A familiar figure caught her attention. She skirted the back end of the limo and knelt beside the body of a woman apparently thrown from the bus. Smoothing the bloody hair back from the face, she recognized Spyce. Her sister’s arm was outstretched toward two smaller bodies. Turning them over, she found Jophy and Sheetal, eyes gazing blindly from faces surprisingly unmarked by the explosion.
She stared at them, shrill screams and acrid smoke unheeded. Memory recall brought up the text of a letter Synamen had received two months previous.
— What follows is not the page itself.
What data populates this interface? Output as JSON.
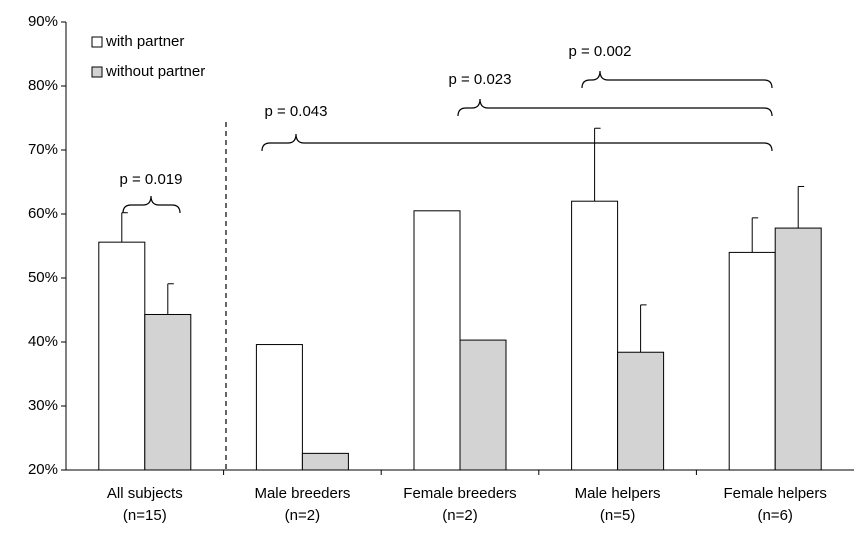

The kids love their new school. There are so many fun activities; they can’t stop talking about them. They chatter non-stop on the bus ride there and home each day. I can’t get a word in! They both love their art class and the apartment is filled with their masterpieces now. They’re anxious for you to see what they have made. Will you be able to visit soon? It’s our turn to pamper you with some home-cooked food and lots of love. Family takes care of family, remember? We miss you, sis. Love, Spyce.
Synamen wiped her hands on Jophy’s jacket, removing most of Spyce’s blood and then stood. Stepping over the bodies, she made a mental note to stop the automatic bank transfer.